February 9, 2015

This report cover conditions and observations made between Friday, February 6 and Sunday, February 8, 2015.

Taken in Madera County, this report’s photos for the southern region present a close-up of the pink tip and popcorn stages of the early bloom Avalon variety near Madera, followed by down-the-row shots of the Sonora and Nonpareil and an advance outside row of the Sonora near Chowchilla.

The well publicized series of Pacific storms forecast to strike the Central Valley failed to live up predictions, delivering only a glancing blow of rain to the southern San Joaquin Valley. Greatest amounts of rain were reported in the region’s northern counties, with a few hundredths to as much as one-half inch were reported in areas of Madera and Fresno County on Friday night and Saturday. Farther to the south, Tulare and Kern County orchards received around one-quarter of an inch. The tropical nature of the storm kept high temperatures in upper 60’s and lows in the mid 50’s for the Fresno/Madera area. Temperatures were in the mid 70’s and approached 80 degrees in the Tulare/Kern area with lows in the low 50’s. Winds were relatively calmer compared with the rest of the state. Average wind speeds for all of the southern part of the valley stayed between 5 and 10 mph with gusts up to 15 mph. This led to 3 to 4 fair hours of bee flight in the Madera/Fresno area around rain events and 6 to 8 hours of good activity in the Tulare/Kern region. However, there were few blossoms to pollinate and most of the flight time was spent on weeds on the edges of the orchards.

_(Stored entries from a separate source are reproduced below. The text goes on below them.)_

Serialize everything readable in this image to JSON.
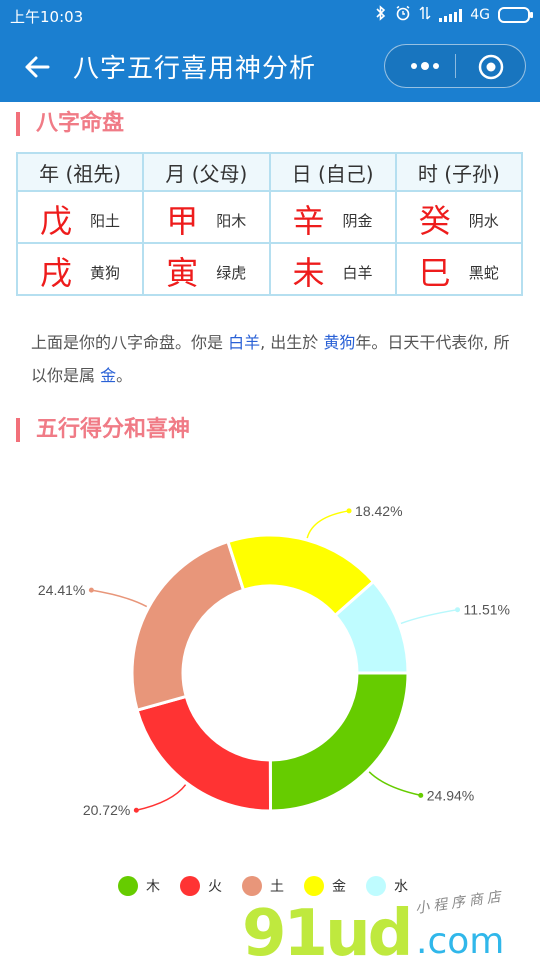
{
  "status": {
    "time": "上午10:03",
    "network": "4G"
  },
  "nav": {
    "title": "八字五行喜用神分析"
  },
  "sections": {
    "bazi_title": "八字命盘",
    "wuxing_title": "五行得分和喜神"
  },
  "bazi": {
    "headers": [
      "年 (祖先)",
      "月 (父母)",
      "日 (自己)",
      "时 (子孙)"
    ],
    "stems": [
      {
        "char": "戊",
        "label": "阳土"
      },
      {
        "char": "甲",
        "label": "阳木"
      },
      {
        "char": "辛",
        "label": "阴金"
      },
      {
        "char": "癸",
        "label": "阴水"
      }
    ],
    "branches": [
      {
        "char": "戌",
        "label": "黄狗"
      },
      {
        "char": "寅",
        "label": "绿虎"
      },
      {
        "char": "未",
        "label": "白羊"
      },
      {
        "char": "巳",
        "label": "黑蛇"
      }
    ]
  },
  "description": {
    "part1": "上面是你的八字命盘。你是 ",
    "animal": "白羊",
    "part2": ", 出生於 ",
    "year": "黄狗",
    "part3": "年。日天干代表你, 所以你是属 ",
    "element": "金",
    "part4": "。"
  },
  "chart_data": {
    "type": "pie",
    "title": "",
    "series": [
      {
        "name": "木",
        "value": 24.94,
        "label": "24.94%",
        "color": "#66cc00"
      },
      {
        "name": "火",
        "value": 20.72,
        "label": "20.72%",
        "color": "#ff3333"
      },
      {
        "name": "土",
        "value": 24.41,
        "label": "24.41%",
        "color": "#e8967a"
      },
      {
        "name": "金",
        "value": 18.42,
        "label": "18.42%",
        "color": "#ffff00"
      },
      {
        "name": "水",
        "value": 11.51,
        "label": "11.51%",
        "color": "#bffcff"
      }
    ],
    "legend_position": "bottom"
  },
  "watermark": {
    "logo": "91ud.com",
    "tagline": "小程序商店"
  },
  "colors": {
    "brand": "#1b7fd0",
    "section_title": "#f07b86",
    "table_border": "#b5dff0",
    "highlight_char": "#ee1c1c",
    "link_text": "#2a61d6"
  }
}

Observers have noted a high degree of variability in the stages of development between differing orchards. In general, the only variety with a measurable percentage of open flowers is the small amount of Neplus acreage that is currently displaying 5% to 10% of their flowers for pollination. Some advanced Sonora plantings are showing approximately 5% open bloom. However, most only have trace amounts showing. Some pollenizer varieties, including Fritz and Monterey, appear to be slightly ahead of the Nonpareil with Carmel lagging slightly behind. The late blooming Butte appears to be running 3 to 4 days ahead of Padre which, as usual, is the last major variety to bloom. Most trees in all varieties are awake and buds are moving. We anticipate presenting values for each stage of development beginning with the next report.

Most plantings have received their hives and are set for the bloom. Warm temperatures and wet conditions have the potential to create high disease pressure. As a result, growers are readying their spray rigs in anticipation of needed treatments to disease susceptible varieties.